São fenomenos juridicos distintos e, com regulamentação propria e independente, pois ate o Professor Vaz Serra, defensor da tese da recorrente, ao anotar o acordão de 29 de Junho de 1976 - Revista de Legislação e de Jurisprudencia, ano 110, pagina 244 - diz "Quanto ao artigo 413 do mesmo Codigo, não tem aplicação ao caso", desenvolvendo, depois, esta sua conclusão, no sentido que deixamos expresso.
E ao contrario do afirmado pela recorrente, folhas 47 verso, a execução especifica não atribui eficacia real ao contrato-promessa, mesmo inter partes, pois a sentença a que se refere o artigo 830, n. 1, apenas faz as vezes, produz os efeitos da declaração de vontade negocial do promitente faltoso.

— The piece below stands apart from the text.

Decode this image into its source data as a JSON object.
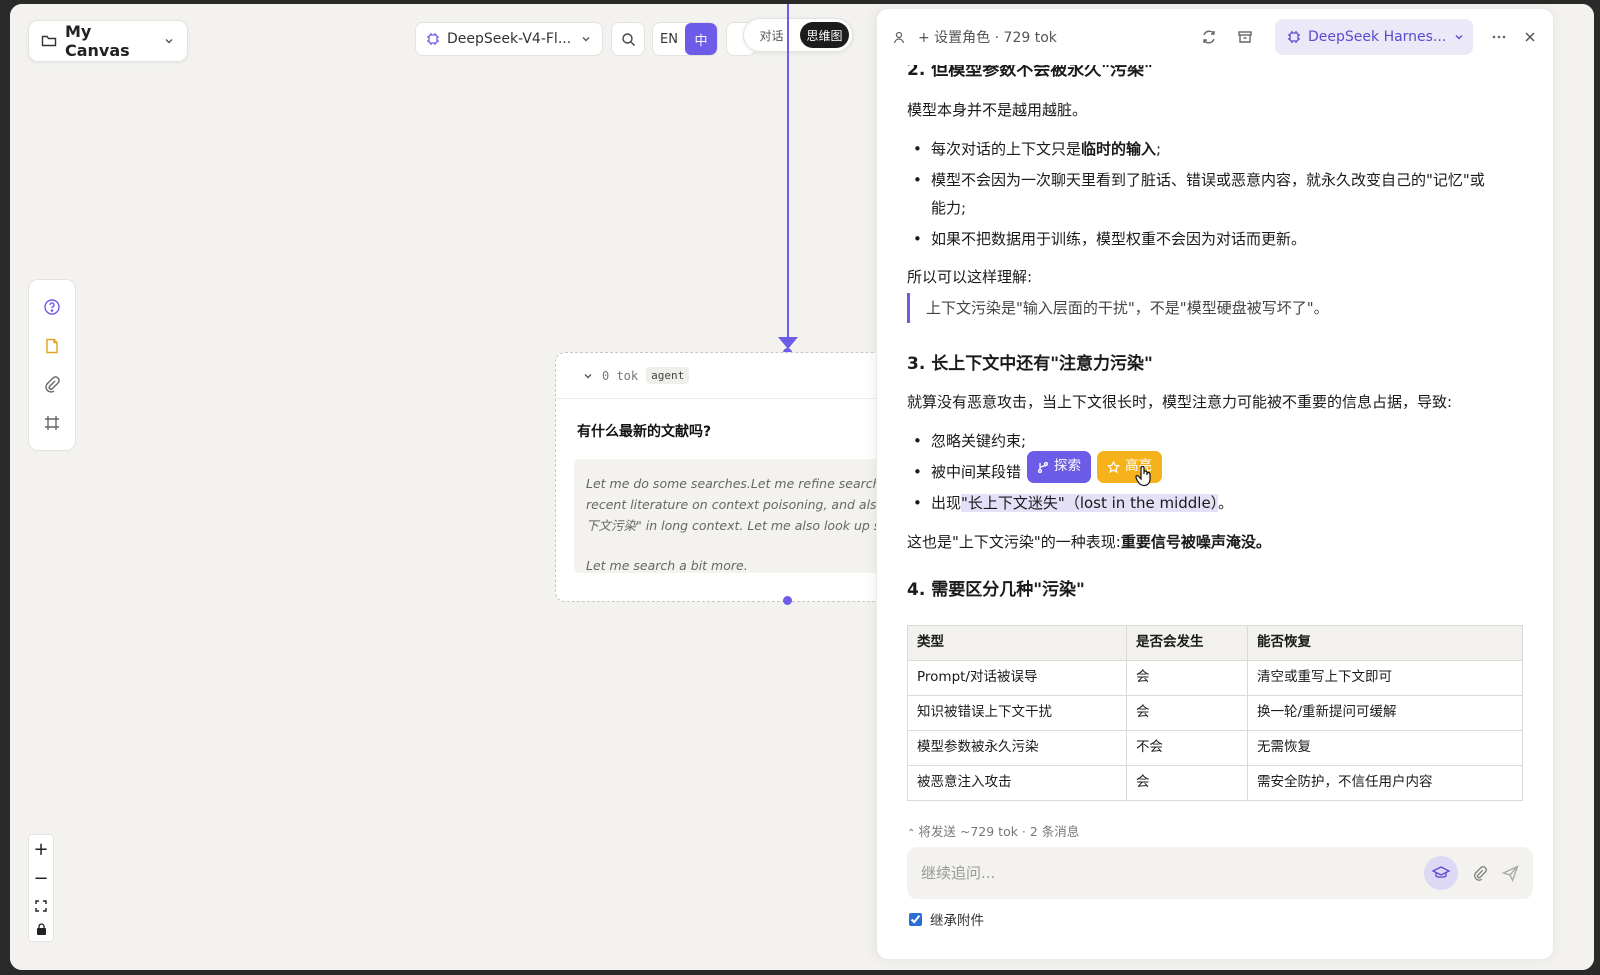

A efectivação do contrato prometido, pelo entrelaçamento das declarações negociais dos promitentes, a do faltoso suprida por essa sentença, e que da eficacia real inter partes e perante terceiros, apos o seu registo.
Finalmente, embora aqui não aplicavel, o Decreto-Lei n. 236/80, de 18 de Julho, não podendo desconhecer o problema equacionado e as soluções propostas e tendo feito alterações profundas nos artigos 410 e 830, não deixaria de ai formular a exigencia formal pretendida pela recorrente, se fosse essa a ideia optada pelo legislador.
Mas não o tendo feito e sabendo qual a orientação grandemente predominante na doutrina e na jurisprudencia quanto as suas interpretações, neste pormenor, e de concluir que quis concordar com essas interpretações, julgando claro e disposto nesses artigos.
No sentido que vimos defendendo tem julgado este Supremo Tribunal, alem do acordão recorrrido, mais nos seguintes: de 26 de Abril de 1974, Boletim, n. 235, pagina 275; de 29 de Abril de 1980, Boletim, n. 296, pagina 281; de 4 de Janeiro de 1983, Boletim, n. 323, pagina 343; de 7 de Julho de 1983, Boletim, n. 329, pagina 531, e de 24 de Janeiro de 1984, Boletim, n. 333, pagina 440.
Temos, pois, que o acordão recorrido e de manter, pelo que o confirmamos, com as custas a cargo da recorrente, fixando-se o seguinte assento:
O contrato-promessa de compra e venda de imoveis que conste de documento particular assinado pelos promitentes, e suceptivel de execução especifica, nos termos do artigo 830, n. 1, do Codigo Civil, na redacção anterior ao Decreto-Lei n. 236/80, de 18 de Julho.

Lisboa, 30 de Janeiro de 1985

Rui Corte-Real (Relator) - Moreira da Silva - Melo Franco
- Solano Viana - Quesada Pastor - Joaquim Figueiredo - Vasconcelos Carvalho - Jose Luis Pereira - Campos Costa - Amaral Aguiar - Santos Carvalho - Dias da Fonseca - Silvino Villa-Nova - Lopes Neves - Antero Pereira Leitão - Flamino Martins - Magalhães Baião - Leite de Campos - Licinio Caseiro - Almeida Ribeiro - Alves Cortes - Belarmino Costa Cerqueira - Tinoco de Almeida - Gois Pinheiro - Senra Malgueiro - Miguel Caeiro - Costa Ferreira.
Alves Peixoto (reportando-se o acordão de 1976 a uma simples proposta de venda, so assinado pelo dono da coisa, isso envolve que os factos não são identicos aos do acordão recorrido, esse, sim, referente a um contrato-promessa . Votei, deste modo, não haver oposição de julgados, por falta de um dos pressupostos legais.
Relativamente a doutrina do assento, concordo com ela) - Lima Cluny (com declaração identica a do Excelentissimo Conselheiro Alves Peixoto).